Field Trips Open Doors For Bridgeport Students
Photo provided Bridgeport High School students visit the Cardinal Power Plant in Brilliant.
BRIDGEPORT — From fighting disease to helping keep the power running, students at Bridgeport High School learned more about their strengths, and where those strengths might take them, when they participated in field trips to different professional sites the week of Nov. 17-21.
Guidance Counselor Vicki Falcone said students were selected for the trips based on results of YouScience tests which measure aptitude.
“We’re trying to give our students as many experiences as possible,” she said.
More recently the juniors took an Armed Services Vocational Aptitude Battery test, the same type of test used by the military to evaluate knowledge and propensity for learning, so the juniors might correlate this with their YouScience results as they move close to graduation and look at career options.
Bridgeport Schools is committed to finding student strengths and opening their eyes to new possibilities. Falcone often points out: “You don’t know what you don’t know.”
With this in mind, the high school scheduled multiple field trips for freshmen through seniors.
“These are some of the fields they wouldn’t think about going into, but they have the aptitudes for,” Falcone said. “It was a busy week.”
On Nov. 18, students toured the Belmont Career Center to learn about vocational skill training available to them while in high school. Then on Nov. 19, high schoolers with an interest in the health fields visited WVU Medicine Wheeling Hospital to learn about health care programs. About 39 students took the trip.
“Students got to visit the different departments in the hospital and talk with the health professionals to hear their stories, their paths which brought them to the health field,” Falcone said.
Health and Phys Ed teacher Zack Winland was one of the teachers who accompanied students to the Wheeling hospital.
“They were very interactive,” he said. “They were attentive, participating. It was a good way for them to get out into the world. Some of them haven’t really been in the hospital to see the rooms and hear about those different professions.”
He sees the value in bringing students into contact with real world careers.
“It definitely shows them different opportunities and different fields they could reach out to.”
On Nov. 20, Falcone took another group of 10 to get a close look at the Cardinal power plant in Brilliant.
“These were students who had high interest and aptitudes in engineering or advanced manufacturing,” she said. They got an in-depth tour of the process of making electricity which powers not only the local area but the wider power grid. Falcone said they were impressed by the capacity.
“The size of that generator and the amount of power that it builds, and to be that close to the cooling tower and to see how all that works. Just to hear the process of how it goes from coal into the plant, to where it goes into the furnaces and builds the steam that causes the turbines to move.”
Another group went to Muskingum University to see their accounting program and learn more about the business world. Freshman Brett Kuprowicz was among the students who toured the Cardinal plant. He was surprised when he was selected for the field trip, but was soon engaged during the tour of the control rooms, operating systems and turbine.
“It was very interesting. I didn’t really know all the stuff that it takes to make electricity. Obviously, that has a big impact powering homes, buildings and cities. I thought it was very cool, the whole cycle,” he said. “It was exciting.”
He also heard about a wide variety of options.
“There are so many jobs in the plant,” he said. “There are actually chem labs inside the power plant. I never thought of that just driving past it.”
Freshman Bryson Arno joined the tour of WVU Medicine.

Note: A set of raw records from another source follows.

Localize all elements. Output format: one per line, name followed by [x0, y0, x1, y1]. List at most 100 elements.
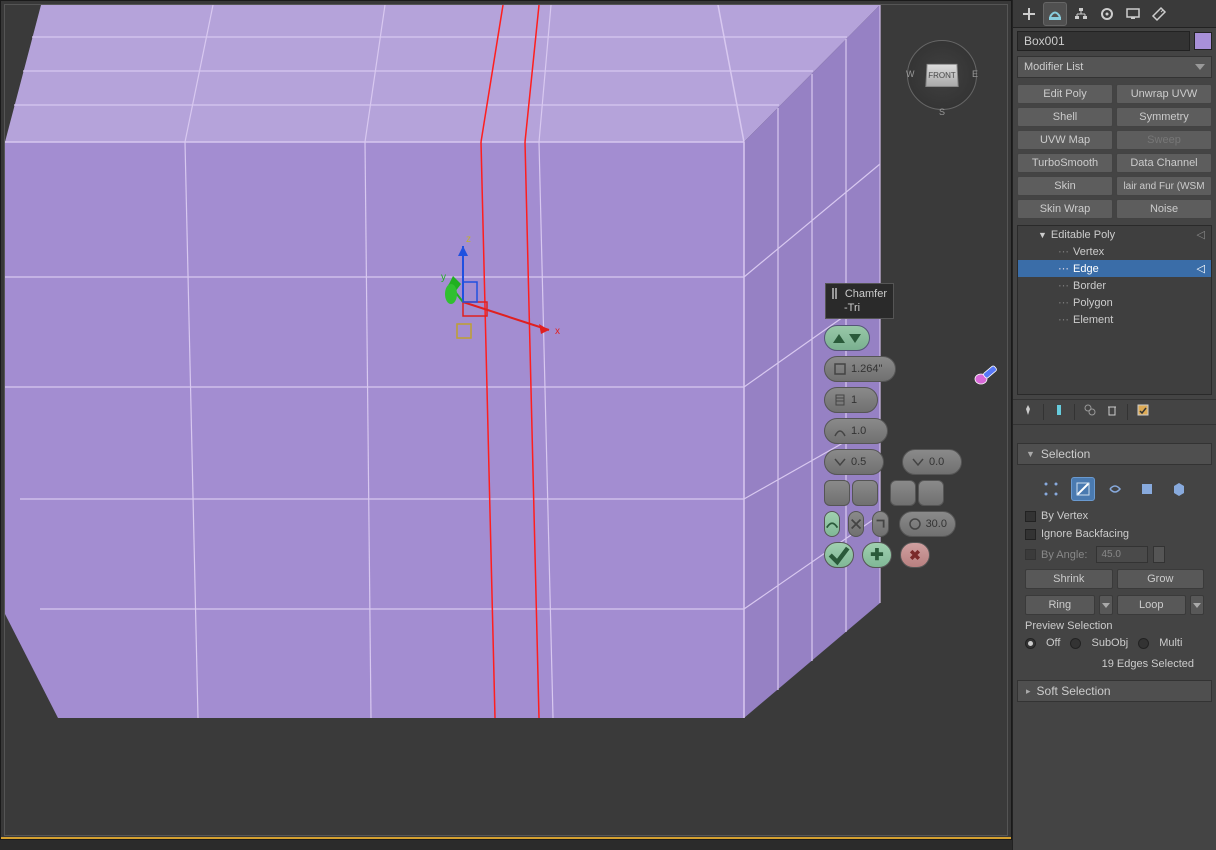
svg-text:y: y	[441, 272, 446, 283]
link-constraint-icon[interactable]	[973, 361, 999, 387]
caddy-flip-button[interactable]	[872, 511, 888, 537]
viewcube-face[interactable]: FRONT	[925, 64, 958, 87]
ring-button[interactable]: Ring	[1025, 595, 1095, 615]
selection-rollout-header[interactable]: ▼ Selection	[1017, 443, 1212, 465]
angle-spinner	[1153, 546, 1165, 563]
tension-icon	[833, 424, 847, 438]
selection-rollout: ▼ Selection By Vertex Ignore Backfacing …	[1013, 443, 1216, 676]
create-tab[interactable]	[1017, 2, 1041, 26]
subobj-vertex[interactable]	[1039, 477, 1063, 501]
make-unique-icon[interactable]	[1083, 403, 1097, 422]
pin-stack-icon[interactable]	[1021, 403, 1035, 422]
shrink-button[interactable]: Shrink	[1025, 569, 1113, 589]
preview-subobj-radio[interactable]	[1070, 638, 1081, 649]
caddy-option-a[interactable]	[824, 480, 878, 506]
modify-tab[interactable]	[1043, 2, 1067, 26]
depth-icon	[833, 455, 847, 469]
modifier-btn-uvw-map[interactable]: UVW Map	[1017, 130, 1113, 150]
stack-border[interactable]: ⋯Border	[1018, 277, 1211, 294]
modifier-btn-data-channel[interactable]: Data Channel	[1116, 153, 1212, 173]
loop-button[interactable]: Loop	[1117, 595, 1187, 615]
subobj-border[interactable]	[1103, 477, 1127, 501]
by-angle-checkbox	[1025, 549, 1036, 560]
stack-vertex-flag-icon: ◁	[1197, 228, 1205, 241]
modifier-btn-turbosmooth[interactable]: TurboSmooth	[1017, 153, 1113, 173]
modifier-btn-symmetry[interactable]: Symmetry	[1116, 107, 1212, 127]
segments-icon	[833, 393, 847, 407]
motion-tab[interactable]	[1095, 2, 1119, 26]
caddy-amount-spinner[interactable]: 1.264"	[824, 356, 896, 382]
caddy-smooth-button[interactable]	[824, 511, 840, 537]
stack-element[interactable]: ⋯Element	[1018, 311, 1211, 328]
selection-status: 19 Edges Selected	[1025, 652, 1204, 670]
by-vertex-checkbox[interactable]	[1025, 511, 1036, 522]
check-icon	[825, 541, 853, 569]
modifier-list-dropdown[interactable]: Modifier List	[1017, 56, 1212, 78]
preview-multi-radio[interactable]	[1138, 638, 1149, 649]
chamfer-caddy: 1.264" 1 1.0 0.5	[824, 325, 954, 573]
grow-button[interactable]: Grow	[1117, 569, 1205, 589]
command-panel: Modifier List Edit Poly Unwrap UVW Shell…	[1012, 0, 1216, 850]
caddy-ok-button[interactable]	[824, 542, 854, 568]
display-tab[interactable]	[1121, 2, 1145, 26]
modifier-btn-edit-poly[interactable]: Edit Poly	[1017, 84, 1113, 104]
viewport[interactable]: x z y FRONT W E S Chamfe	[0, 0, 1012, 840]
depth2-icon	[911, 455, 925, 469]
viewcube[interactable]: FRONT W E S	[907, 40, 977, 110]
amount-icon	[833, 362, 847, 376]
soft-selection-rollout-header[interactable]: ▸ Soft Selection	[1017, 680, 1212, 702]
stack-polygon[interactable]: ⋯Polygon	[1018, 294, 1211, 311]
triangle-up-icon	[833, 334, 845, 343]
remove-modifier-icon[interactable]	[1105, 403, 1119, 422]
caddy-option-b[interactable]	[890, 480, 944, 506]
caddy-cancel-button[interactable]: ✖	[900, 542, 930, 568]
svg-text:x: x	[555, 326, 560, 337]
caddy-depth2-spinner[interactable]: 0.0	[902, 449, 962, 475]
curve-icon	[825, 517, 839, 531]
caddy-type-toggle[interactable]	[824, 325, 870, 351]
hierarchy-tab[interactable]	[1069, 2, 1093, 26]
plus-icon: ✚	[870, 545, 883, 565]
modifier-btn-hair-fur[interactable]: lair and Fur (WSM	[1116, 176, 1212, 196]
caddy-miter-spinner[interactable]: 30.0	[899, 511, 956, 537]
subobj-polygon[interactable]	[1135, 477, 1159, 501]
subobj-element[interactable]	[1167, 477, 1191, 501]
chevron-down-icon	[1195, 64, 1205, 70]
miter-icon	[908, 517, 922, 531]
stack-root[interactable]: ▼ Editable Poly ◁	[1018, 226, 1211, 243]
loop-flyout[interactable]	[1190, 595, 1204, 615]
ring-flyout[interactable]	[1099, 595, 1113, 615]
caddy-tension-spinner[interactable]: 1.0	[824, 418, 888, 444]
caddy-tooltip: Chamfer -Tri	[825, 283, 894, 319]
modifier-btn-noise[interactable]: Noise	[1116, 199, 1212, 219]
by-angle-input	[1096, 546, 1148, 563]
ignore-backfacing-checkbox[interactable]	[1025, 529, 1036, 540]
caddy-segments-spinner[interactable]: 1	[824, 387, 878, 413]
soft-selection-rollout: ▸ Soft Selection	[1013, 680, 1216, 702]
caddy-invert-button[interactable]	[848, 511, 864, 537]
stack-toolbar	[1013, 399, 1216, 425]
show-end-result-icon[interactable]	[1052, 403, 1066, 422]
expand-icon: ▸	[1026, 686, 1031, 697]
stack-vertex[interactable]: ⋯Vertex	[1018, 243, 1211, 260]
object-color-swatch[interactable]	[1194, 32, 1212, 50]
caddy-apply-button[interactable]: ✚	[862, 542, 892, 568]
utilities-tab[interactable]	[1147, 2, 1171, 26]
modifier-btn-skin-wrap[interactable]: Skin Wrap	[1017, 199, 1113, 219]
caddy-depth-spinner[interactable]: 0.5	[824, 449, 884, 475]
subobj-edge[interactable]	[1071, 477, 1095, 501]
preview-off-radio[interactable]	[1025, 638, 1036, 649]
modifier-btn-sweep[interactable]: Sweep	[1116, 130, 1212, 150]
modifier-stack[interactable]: ▼ Editable Poly ◁ ⋯Vertex ⋯Edge◁ ⋯Border…	[1017, 225, 1212, 395]
modifier-btn-skin[interactable]: Skin	[1017, 176, 1113, 196]
collapse-icon: ▼	[1026, 449, 1035, 459]
modifier-btn-unwrap-uvw[interactable]: Unwrap UVW	[1116, 84, 1212, 104]
invert-icon	[849, 517, 863, 531]
configure-modifier-sets-icon[interactable]	[1136, 403, 1150, 422]
collapse-icon[interactable]: ▼	[1038, 230, 1047, 240]
svg-text:z: z	[466, 234, 471, 245]
object-name-input[interactable]	[1017, 31, 1190, 51]
command-panel-tabs	[1013, 0, 1216, 28]
stack-edge[interactable]: ⋯Edge◁	[1018, 260, 1211, 277]
modifier-btn-shell[interactable]: Shell	[1017, 107, 1113, 127]
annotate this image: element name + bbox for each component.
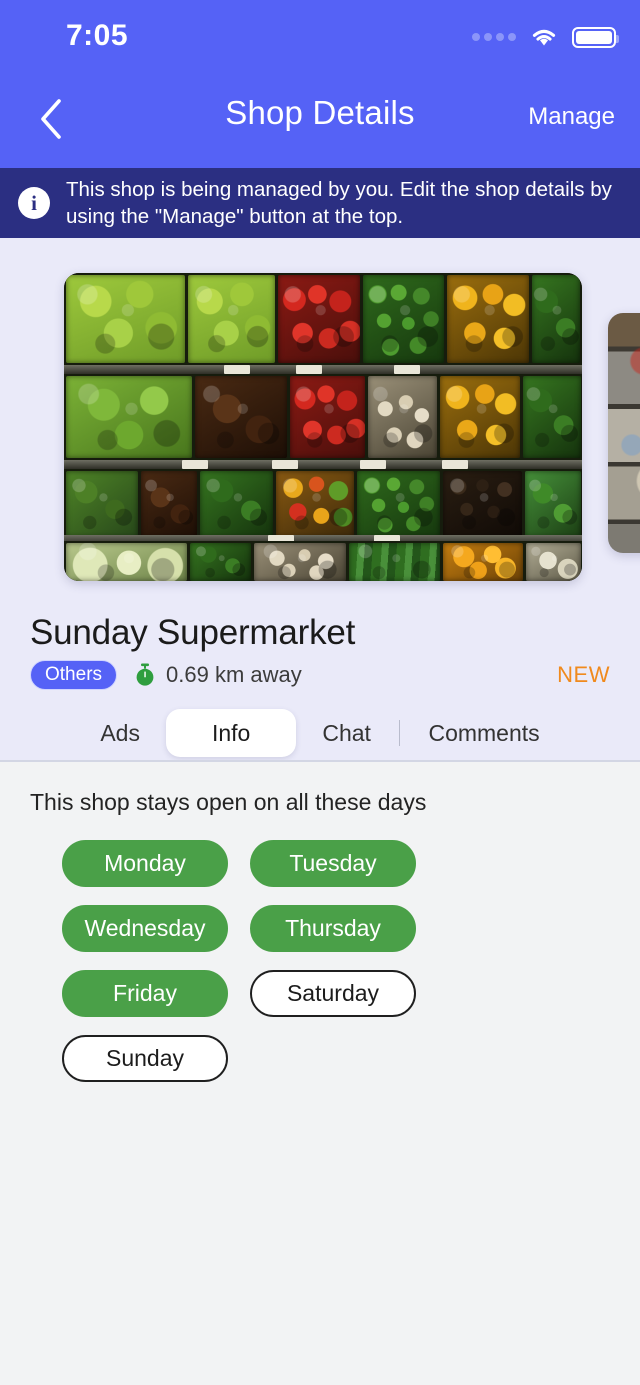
battery-full-icon <box>572 26 619 48</box>
open-days-heading: This shop stays open on all these days <box>30 789 427 815</box>
shop-photo-primary[interactable] <box>64 273 582 581</box>
info-tab-panel: This shop stays open on all these days M… <box>0 762 640 1385</box>
managed-by-you-banner: i This shop is being managed by you. Edi… <box>0 168 640 238</box>
distance-label: 0.69 km away <box>166 662 302 687</box>
day-pill-sunday[interactable]: Sunday <box>62 1035 228 1082</box>
tab-comments[interactable]: Comments <box>402 720 565 747</box>
banner-text: This shop is being managed by you. Edit … <box>66 178 612 228</box>
shop-name: Sunday Supermarket <box>30 613 356 652</box>
day-pill-thursday[interactable]: Thursday <box>250 905 416 952</box>
tab-chat[interactable]: Chat <box>296 720 397 747</box>
day-pill-monday[interactable]: Monday <box>62 840 228 887</box>
category-badge[interactable]: Others <box>30 660 118 690</box>
shop-photo-carousel[interactable] <box>0 273 640 583</box>
shop-meta-row: Others 0.69 km away NEW <box>30 658 610 692</box>
shop-photo-secondary[interactable] <box>608 313 640 553</box>
status-time: 7:05 <box>66 19 129 52</box>
day-pill-friday[interactable]: Friday <box>62 970 228 1017</box>
day-pill-wednesday[interactable]: Wednesday <box>62 905 228 952</box>
shop-summary-section: Sunday Supermarket Others 0.69 km away N… <box>0 238 640 761</box>
open-days-list: Monday Tuesday Wednesday Thursday Friday… <box>62 840 602 1082</box>
info-icon: i <box>18 187 50 219</box>
tab-divider <box>398 720 401 746</box>
status-bar: 7:05 <box>0 0 640 72</box>
day-pill-tuesday[interactable]: Tuesday <box>250 840 416 887</box>
manage-button[interactable]: Manage <box>528 103 615 131</box>
tab-ads[interactable]: Ads <box>74 720 166 747</box>
new-badge: NEW <box>557 662 610 687</box>
signal-dots-icon <box>472 33 516 41</box>
aisle-shelf-photo <box>608 313 640 553</box>
timer-icon <box>136 663 154 686</box>
day-pill-saturday[interactable]: Saturday <box>250 970 416 1017</box>
tab-info[interactable]: Info <box>165 709 297 757</box>
nav-bar: Shop Details Manage <box>0 72 640 168</box>
wifi-icon <box>532 29 556 46</box>
shop-tabs: Ads Info Chat Comments <box>0 708 640 758</box>
shop-details-screen: 7:05 Shop Details Manage i This shop is … <box>0 0 640 1385</box>
status-indicators <box>472 26 619 48</box>
produce-shelf-photo <box>64 273 582 581</box>
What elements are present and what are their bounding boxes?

“They took us in the labs, which was really cool. It was probably the coolest things I’ve ever seen. They showed us how they did blood samples and blood tests. They took us to a whole bunch of the X-ray places and CAT scans,” he said. He was also excited to see the radiology program and methods for treating cancer.
Arno has an interest in physical therapy and had several questions.
“I would ask about the schooling. How many years you had to go to school for physical therapy,” he said. He also saw the different types of physical therapy offered at the hospital.
Sophomore Deisyel Patino was also on the hospital trip and found it a great experience. He had already decided to go into the medical field but has not yet settled on what capacity. He was interested in the process of conducting bloodwork and the ultrasound equipment.
“You can use ultrasounds for different things,” he said. “That’s the main thing that caught my eye. MRIs, ultrasounds, those are the real things that got me focused.”